Caro Giorgio, abbiamo un conto in sospeso noi due. Quello straordinario salmone selvatico norvegese non te l’ho mai pagato. Ora te ne sei andato, mio maestro. Ultimamente, io stupido e sempre indaffarato, continuamente preso dalle mie mille quotidiane e mortali faccenduole, ti vedevo e ti sentivo troppo poco. Qualche sms te lo mandavo ogni tanto, ma poi, quando vedevo una tua chiamata non sempre rispondevo. Perché quella mezz’ora, così preziosa, non me la prendevo. “Dopo”, mi dicevo, “lo chiamo dopo”. Perché stare con te al telefono significava mezz’ora di riflessione sulle grandi cose del mondo, mica parlavi del tempo tu, o del doppio passaporto. Tu eri uomo di mondo. Per te, per migliorare la nostra vita e il mondo, ragionare bene era un ottimo vantaggio evolutivo, e tu, la direzione verso il Bene e il Bello, ce l’avevi sempre in testa. E la nostra gita in Friuli? Ne parlammo ancora l’anno scorso, e anche quella è ancora in sospeso. Ci eravamo stati insieme tempo fa, guidavi come un pazzo, ma i pazzi sono quelli che credono che il mercato regoli le cose. Tu non ti facevi regolare. Un giorno assaggiammo il Lagrein Dunkel Kehlburg del 1973, e il tuo Pinot bianco fine anni ‘50, fuori da ogni logica e regola che vuole che i bianchi si bevano freschi e giovani. Mi vennero le lacrime. E compresi perché il mitico Tchelistcheff si inchinò dinnanzi a quel sublime nettare. Ora, Giorgio, avrei bisogno di farmi stordire dalle tue parole, dal tuo sguardo, dalla tua cultura. Di tecnici del vino ce ne sono tanti e troppo spesso, tra fermentazioni controllate, termoregolatori e lieviti selezionati, producono vini fatti per avere delle certezze. Ma tu, oltre al palato perfetto, eri ispirato. Talentuoso dalla nascita, amavi il mondo dell’ospitalità. Tu, Giancarlo Godio e Andreas Hellrigl siete stati i primi a promuovere una cucina che andasse oltre i canederli con i crauti.

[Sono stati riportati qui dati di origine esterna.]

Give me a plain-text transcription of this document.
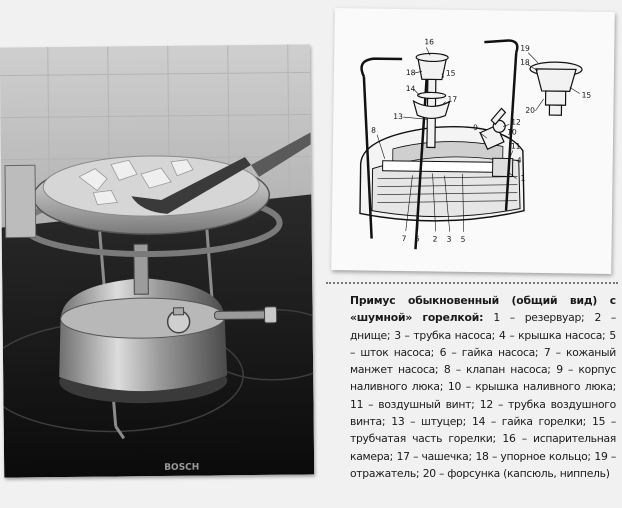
BOSCH
16
18
14
15
17
13
8	9
12
10
11
4
1
7 6 2 3 5
19
18
20
15
Примус обыкновенный (общий вид) с «шумной» горелкой: 1 – резервуар; 2 – днище; 3 – трубка насоса; 4 – крышка насоса; 5 – шток насоса; 6 – гайка насоса; 7 – кожаный манжет насоса; 8 – клапан насоса; 9 – корпус наливного люка; 10 – крышка наливного люка; 11 – воздушный винт; 12 – трубка воздушного винта; 13 – штуцер; 14 – гайка горелки; 15 – трубчатая часть горелки; 16 – испарительная камера; 17 – чашечка; 18 – упорное кольцо; 19 – отражатель; 20 – форсунка (капсюль, ниппель)
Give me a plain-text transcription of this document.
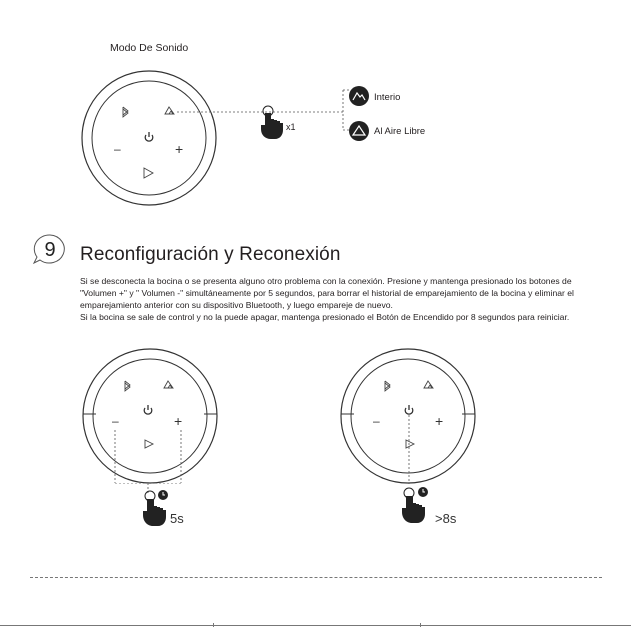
Modo De Sonido
–	+
x1
Interio
Al Aire Libre
9 Reconfiguración y Reconexión

Si se desconecta la bocina o se presenta alguno otro problema con la conexión. Presione y mantenga presionado los botones de "Volumen +" y " Volumen -" simultáneamente por 5 segundos, para borrar el historial de emparejamiento de la bocina y eliminar el emparejamiento anterior con su dispositivo Bluetooth, y luego empareje de nuevo.

Si la bocina se sale de control y no la puede apagar, mantenga presionado el Botón de Encendido por 8 segundos para reiniciar.

–	+
5s
–	+
>8s
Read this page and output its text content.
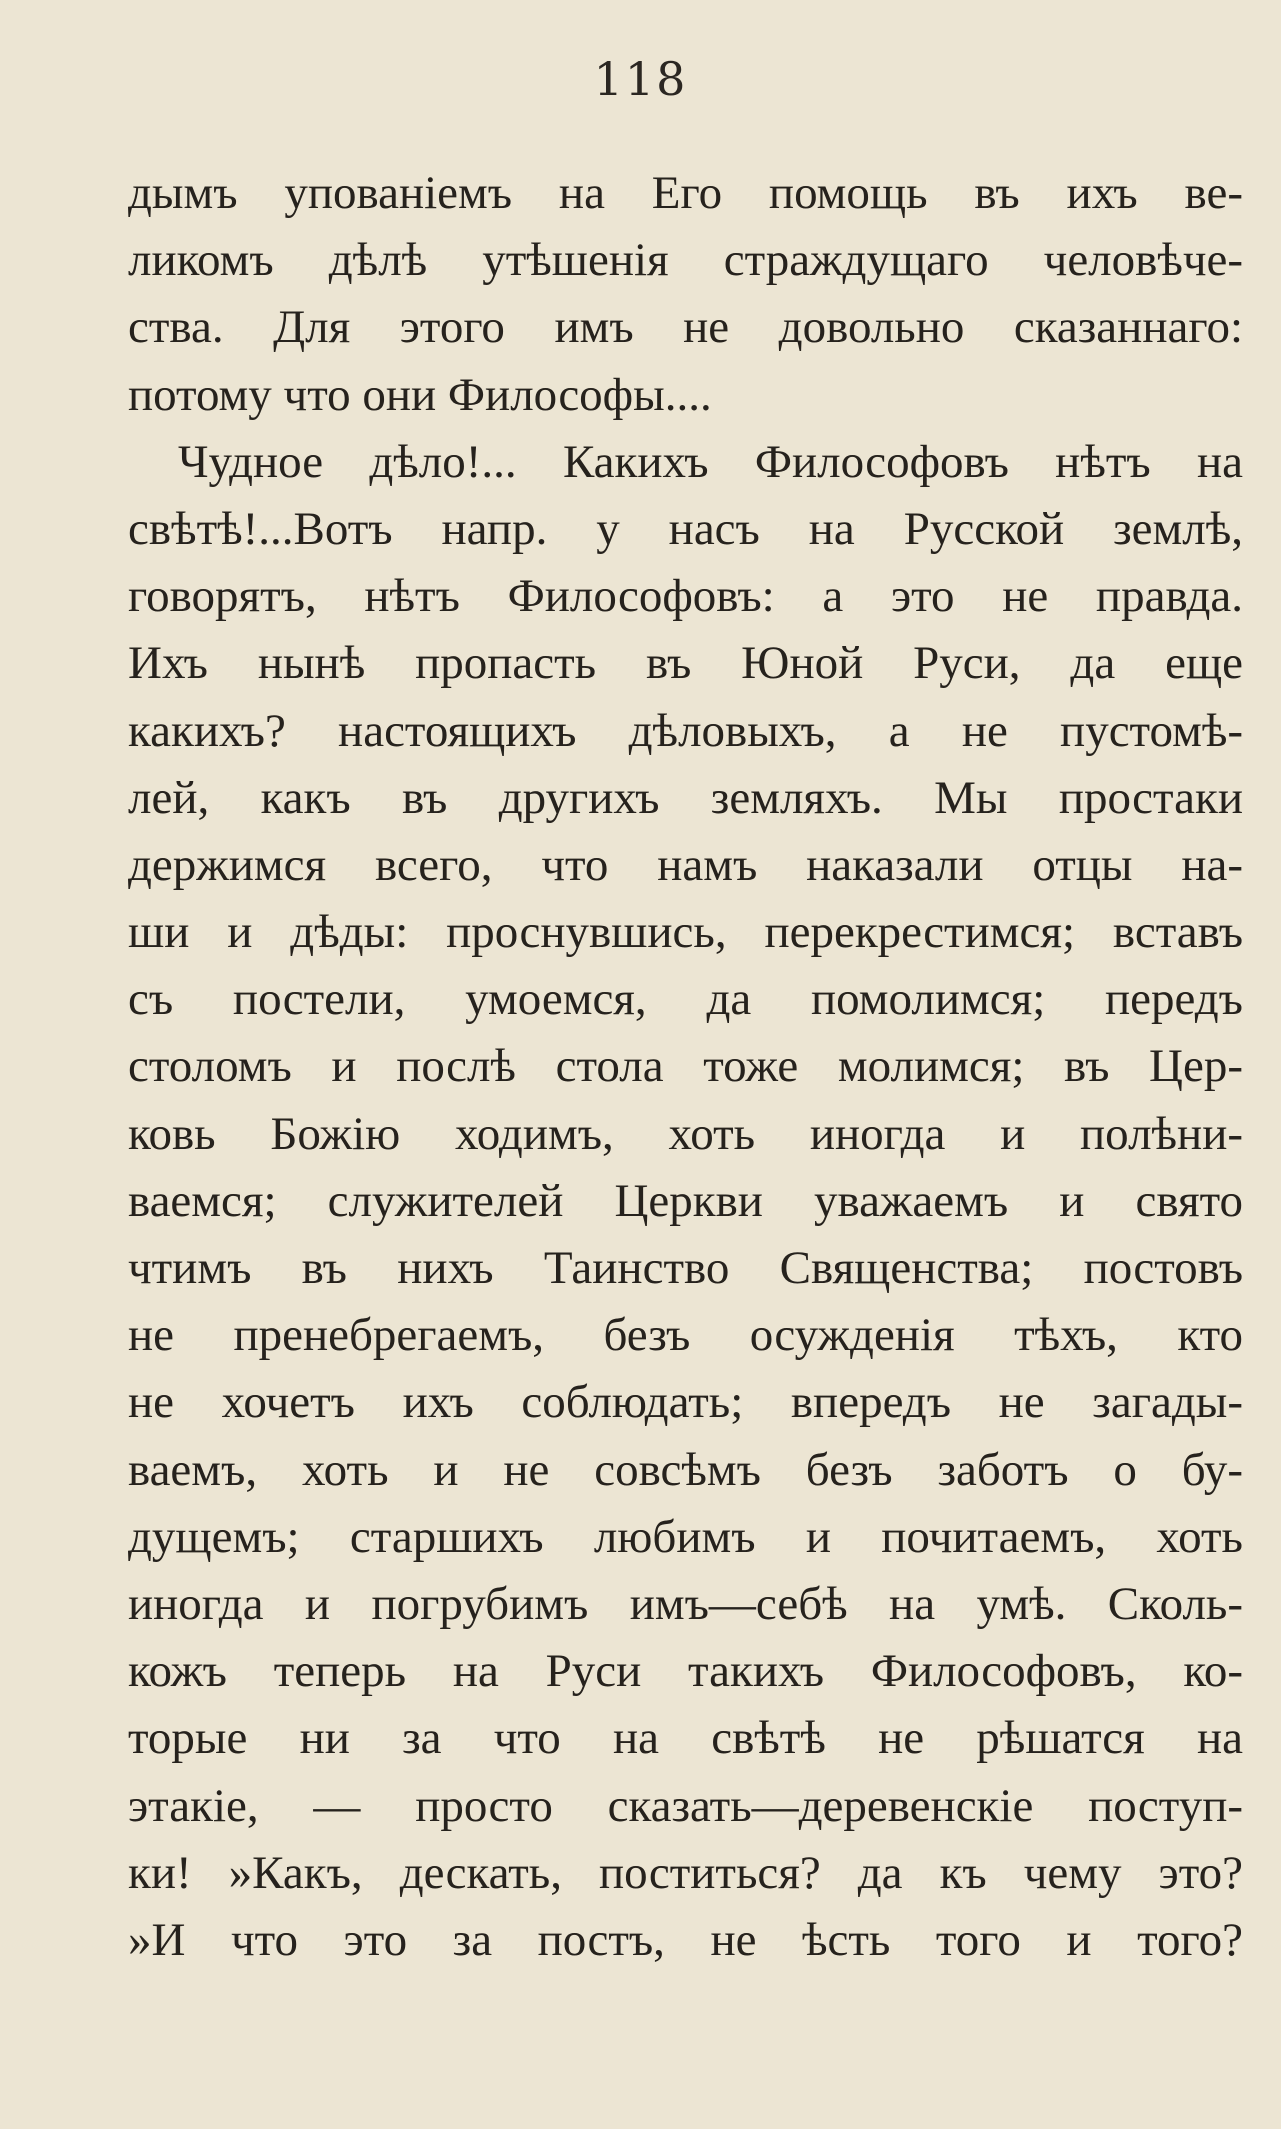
118
дымъ упованіемъ на Его помощь въ ихъ ве-
ликомъ дѣлѣ утѣшенія страждущаго человѣче-
ства. Для этого имъ не довольно сказаннаго:
потому что они Философы....
Чудное дѣло!... Какихъ Философовъ нѣтъ на
свѣтѣ!...Вотъ напр. у насъ на Русской землѣ,
говорятъ, нѣтъ Философовъ: а это не правда.
Ихъ нынѣ пропасть въ Юной Руси, да еще
какихъ? настоящихъ дѣловыхъ, а не пустомѣ-
лей, какъ въ другихъ земляхъ. Мы простаки
держимся всего, что намъ наказали отцы на-
ши и дѣды: проснувшись, перекрестимся; вставъ
съ постели, умоемся, да помолимся; передъ
столомъ и послѣ стола тоже молимся; въ Цер-
ковь Божію ходимъ, хоть иногда и полѣни-
ваемся; служителей Церкви уважаемъ и свято
чтимъ въ нихъ Таинство Священства; постовъ
не пренебрегаемъ, безъ осужденія тѣхъ, кто
не хочетъ ихъ соблюдать; впередъ не загады-
ваемъ, хоть и не совсѣмъ безъ заботъ о бу-
дущемъ; старшихъ любимъ и почитаемъ, хоть
иногда и погрубимъ имъ—себѣ на умѣ. Сколь-
кожъ теперь на Руси такихъ Философовъ, ко-
торые ни за что на свѣтѣ не рѣшатся на
этакіе, — просто сказать—деревенскіе поступ-
ки! »Какъ, дескать, поститься? да къ чему это?
»И что это за постъ, не ѣсть того и того?
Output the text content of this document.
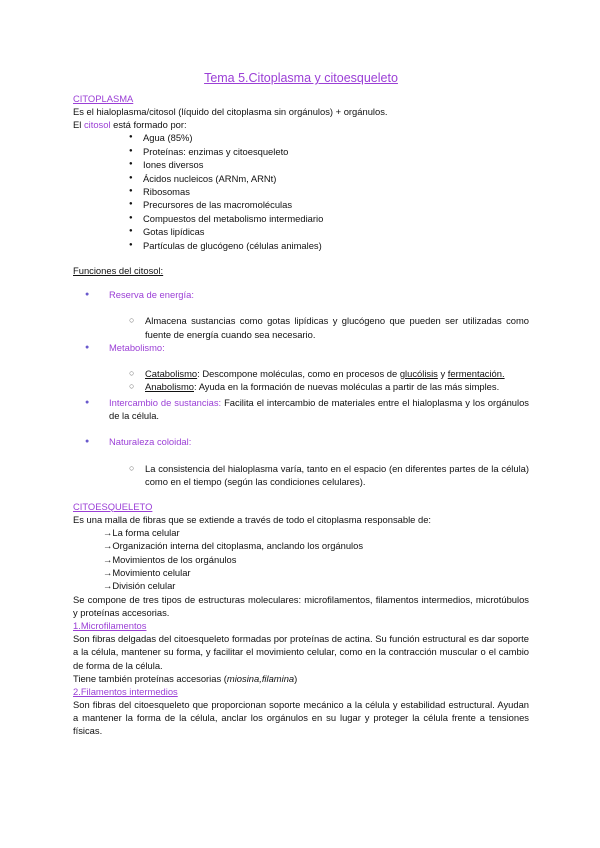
Tema 5.Citoplasma y citoesqueleto
CITOPLASMA

Es el hialoplasma/citosol (líquido del citoplasma sin orgánulos) + orgánulos.

El citosol está formado por:

● Agua (85%)
● Proteínas: enzimas y citoesqueleto
● Iones diversos
● Ácidos nucleicos (ARNm, ARNt)
● Ribosomas
● Precursores de las macromoléculas
● Compuestos del metabolismo intermediario
● Gotas lipídicas
● Partículas de glucógeno (células animales)
Funciones del citosol:
● Reserva de energía:
○ Almacena sustancias como gotas lipídicas y glucógeno que pueden ser utilizadas como fuente de energía cuando sea necesario.
● Metabolismo:
○ Catabolismo: Descompone moléculas, como en procesos de glucólisis y fermentación.
○ Anabolismo: Ayuda en la formación de nuevas moléculas a partir de las más simples.
● Intercambio de sustancias: Facilita el intercambio de materiales entre el hialoplasma y los orgánulos de la célula.
● Naturaleza coloidal:
○ La consistencia del hialoplasma varía, tanto en el espacio (en diferentes partes de la célula) como en el tiempo (según las condiciones celulares).
CITOESQUELETO

Es una malla de fibras que se extiende a través de todo el citoplasma responsable de:

→La forma celular
→Organización interna del citoplasma, anclando los orgánulos
→Movimientos de los orgánulos
→Movimiento celular
→División celular

Se compone de tres tipos de estructuras moleculares: microfilamentos, filamentos intermedios, microtúbulos y proteínas accesorias.

1.Microfilamentos

Son fibras delgadas del citoesqueleto formadas por proteínas de actina. Su función estructural es dar soporte a la célula, mantener su forma, y facilitar el movimiento celular, como en la contracción muscular o el cambio de forma de la célula.

Tiene también proteínas accesorias (miosina,filamina)

2.Filamentos intermedios

Son fibras del citoesqueleto que proporcionan soporte mecánico a la célula y estabilidad estructural. Ayudan a mantener la forma de la célula, anclar los orgánulos en su lugar y proteger la célula frente a tensiones físicas.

Il tuo vivere appieno quello che facevi ti rendeva speciale e rendeva speciale tutto ciò che facevi. Dicevi cose così penetranti, ti stavo a sentire con ammirazione per quella tua acuta intelligenza. Un giorno arrivai con il mio coupé davanti a casa tua. Me la riempisti di panettone, riso, spumante e cotechino. Straordinari. Perché a te le cose normali non interessavano. Eri alla continua ricerca della perfezione, del platonico perfetto mondo delle idee.
Un grande Maestro
Sei stato un artista originale, mi hai insegnato a percorrere nuovi sentieri. Sei tu che per primo mi hai spiegato le difficoltà del Pinot Nero e di quanto potesse essere grande e inarrivabile. Giorgio, tu mi hai dato una grande felicità. Quel giorno accettasti di essere a Corvara a una festa tra amici. Arrivasti a festa iniziata. Ti salutai frettolosamente. Poco dopo mi dicesti “Sei molto occupato”. E io ti risposi in modo sgarbato “Certo che lo sono”. Con in mano un calice di spumante Stocker mi dicesti: “ci vediamo presto”. Montasti in auto e dieci minuti dopo il tuo arrivo, a notte inoltrata, te ne andasti. Scusami Giorgio, scusami per essere stato scontroso. Ora che scrivo faccio fatica a concentrarmi, sento la tua voce, vedi, i miei pensieri sono disordinati, ti rivedo, elegante uomo dai tempi passati. Ti devo tantissimo. E l’entusiasmo per le cose buone e belle che ho è anche merito tuo. Non potere più cogliere il tuo sguardo sulle cose e sugli esseri mi mancherà infinitamente. Avrei tanto voluto stare ancora un poco con te. Oggi la mezz’ora al telefono ce l’avrei, ma adesso sei tu a non concedermela più. Ora caro Giorgio è arrivata l’ultima chiamata. Volerai bene lassù, nel mondo perfetto potrai godere dei tramonti e delle albe eterne. Brinderai con il Bricco dell’Uccellone del comune amico Giacomo Bologna. Assaggerai Pinot Neri celestiali e pescherai i salmoni selvatici di quei mari assoluti.
Non smetterò mai di volerti bene. Ah sì,
caro Giorgio, anche quell’ultima partita di salumi che mi hai mandato, aspetto
ancora la fattura, anche quella non l’ho mai pagata.